Aamer Wasim

Personal information
- Born: 28 October 1960 Sialkot, Pakistan
- Died: 26 September 2018 (aged 57)
- Source: Cricinfo, 15 June 2016

= Aamer Wasim =

Pakistani cricketer (1960–2018)

Aamer Wasim (28 October 1960 - 26 September 2018), also spelled as Amir Waseem, was a Pakistani cricketer. He played 67 first-class and 46 List A matches for several domestic sides in Pakistan between 1983 and 2003.

==Early life==
Wasim was born on October 28, 1960, in Sialkot, Punjab, Pakistan.

==Career==
Wasim's first-class career began with Gujranwala, and he later played for first-class cricket teams such as Railways (1986-1996), Pakistan Automobiles Corporation (1987/88), Pakistan Customs (1998-2000), Biman Bangladesh Airlines (2000/01), and Sialkot (2001/02).

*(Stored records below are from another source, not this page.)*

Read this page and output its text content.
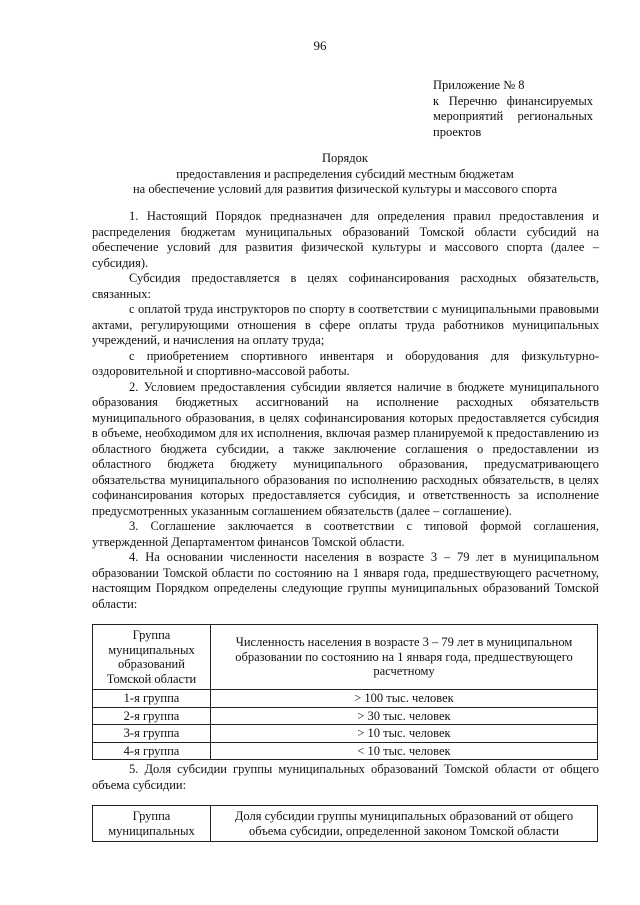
96
Приложение № 8
к Перечню финансируемых
мероприятий региональных
проектов
Порядок
предоставления и распределения субсидий местным бюджетам
на обеспечение условий для развития физической культуры и массового спорта

1. Настоящий Порядок предназначен для определения правил предоставления и распределения бюджетам муниципальных образований Томской области субсидий на обеспечение условий для развития физической культуры и массового спорта (далее – субсидия).

Субсидия предоставляется в целях софинансирования расходных обязательств, связанных:

с оплатой труда инструкторов по спорту в соответствии с муниципальными правовыми актами, регулирующими отношения в сфере оплаты труда работников муниципальных учреждений, и начисления на оплату труда;

с приобретением спортивного инвентаря и оборудования для физкультурно-оздоровительной и спортивно-массовой работы.

2. Условием предоставления субсидии является наличие в бюджете муниципального образования бюджетных ассигнований на исполнение расходных обязательств муниципального образования, в целях софинансирования которых предоставляется субсидия в объеме, необходимом для их исполнения, включая размер планируемой к предоставлению из областного бюджета субсидии, а также заключение соглашения о предоставлении из областного бюджета бюджету муниципального образования, предусматривающего обязательства муниципального образования по исполнению расходных обязательств, в целях софинансирования которых предоставляется субсидия, и ответственность за исполнение предусмотренных указанным соглашением обязательств (далее – соглашение).

3. Соглашение заключается в соответствии с типовой формой соглашения, утвержденной Департаментом финансов Томской области.

4. На основании численности населения в возрасте 3 – 79 лет в муниципальном образовании Томской области по состоянию на 1 января года, предшествующего расчетному, настоящим Порядком определены следующие группы муниципальных образований Томской области:

Группа муниципальных образований Томской области	Численность населения в возрасте 3 – 79 лет в муниципальном образовании по состоянию на 1 января года, предшествующего расчетному
1-я группа	> 100 тыс. человек
2-я группа	> 30 тыс. человек
3-я группа	> 10 тыс. человек
4-я группа	< 10 тыс. человек

5. Доля субсидии группы муниципальных образований Томской области от общего объема субсидии:

Группа муниципальных	Доля субсидии группы муниципальных образований от общего объема субсидии, определенной законом Томской области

In his first-class career, Wasim took 242 wickets with an average of 26.61, and a best bowling figure of 7-169. His List A career saw him taking 56 wickets with an average of 27.51 and a best bowling figure of 4-14. Throughout his career, Wasim exhibited consistent performance, as evidenced by his strike rates of 61.57 and 42.71 in first-class and List A cricket respectively.

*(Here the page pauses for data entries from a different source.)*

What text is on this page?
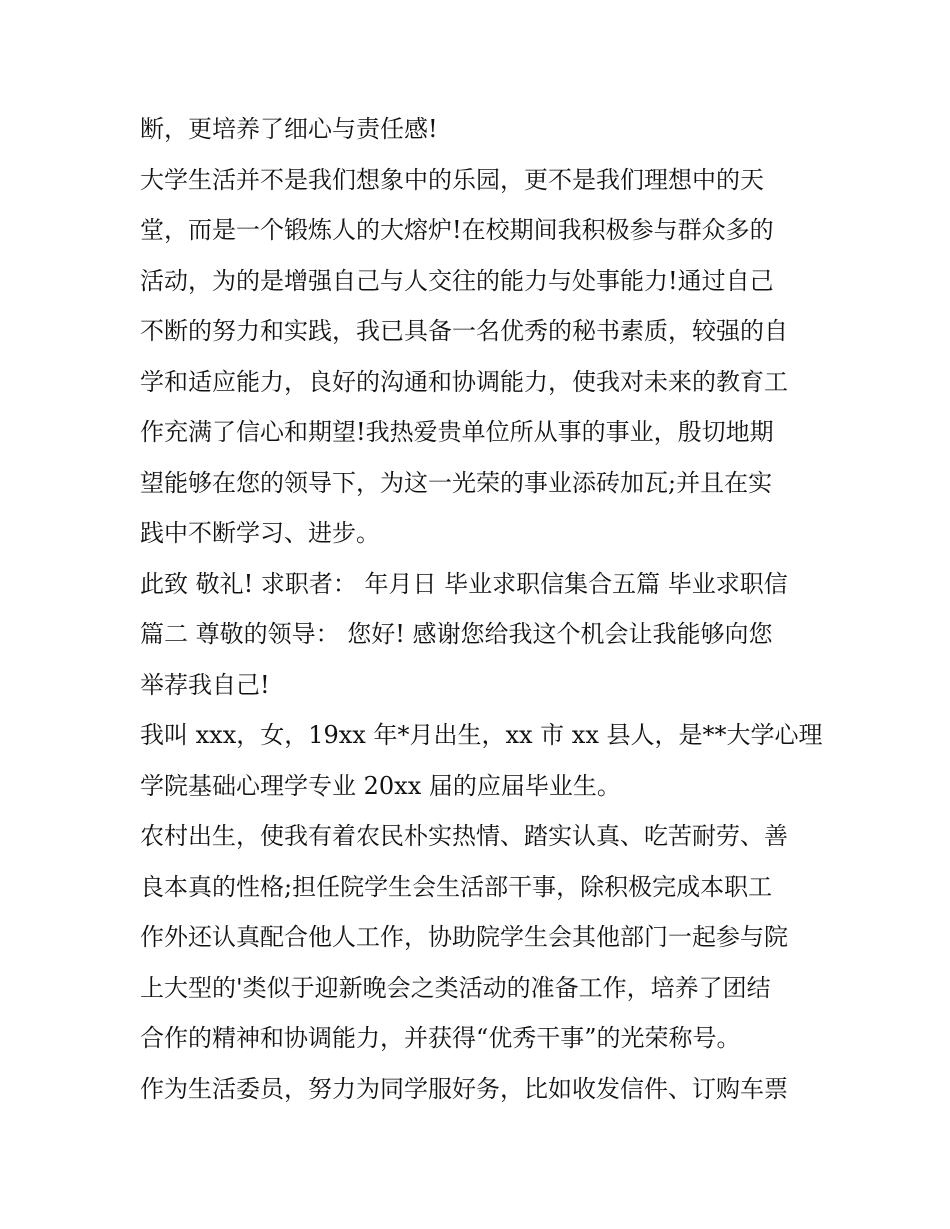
断，更培养了细心与责任感!

大学生活并不是我们想象中的乐园，更不是我们理想中的天
堂，而是一个锻炼人的大熔炉!在校期间我积极参与群众多的
活动，为的是增强自己与人交往的能力与处事能力!通过自己
不断的努力和实践，我已具备一名优秀的秘书素质，较强的自
学和适应能力，良好的沟通和协调能力，使我对未来的教育工
作充满了信心和期望!我热爱贵单位所从事的事业，殷切地期
望能够在您的领导下，为这一光荣的事业添砖加瓦;并且在实
践中不断学习、进步。

此致 敬礼! 求职者： 年月日 毕业求职信集合五篇 毕业求职信
篇二 尊敬的领导： 您好! 感谢您给我这个机会让我能够向您
举荐我自己!

我叫 xxx，女，19xx 年*月出生，xx 市 xx 县人，是**大学心理
学院基础心理学专业 20xx 届的应届毕业生。

农村出生，使我有着农民朴实热情、踏实认真、吃苦耐劳、善
良本真的性格;担任院学生会生活部干事，除积极完成本职工
作外还认真配合他人工作，协助院学生会其他部门一起参与院
上大型的'类似于迎新晚会之类活动的准备工作，培养了团结
合作的精神和协调能力，并获得“优秀干事”的光荣称号。

作为生活委员，努力为同学服好务，比如收发信件、订购车票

Waseem, alongside Abdur Rauf, Fazl-e-Akbar, and Taj Wali, holds the record of achieving two hat-tricks in the Quaid-e-Azam Trophy. Besides his own accolades, Waseem is also recognized for mentoring Bilal Asif in off-spinning at Tony Cricket Club in Sialkot. His guidance endured until 2008, when Asif relocated to Kuwait to aid his father. Waseem also established a cricket academy named after him, where cricketers such as Abdullah Shafique, Mohammad Ali, and Usama Mir have received training.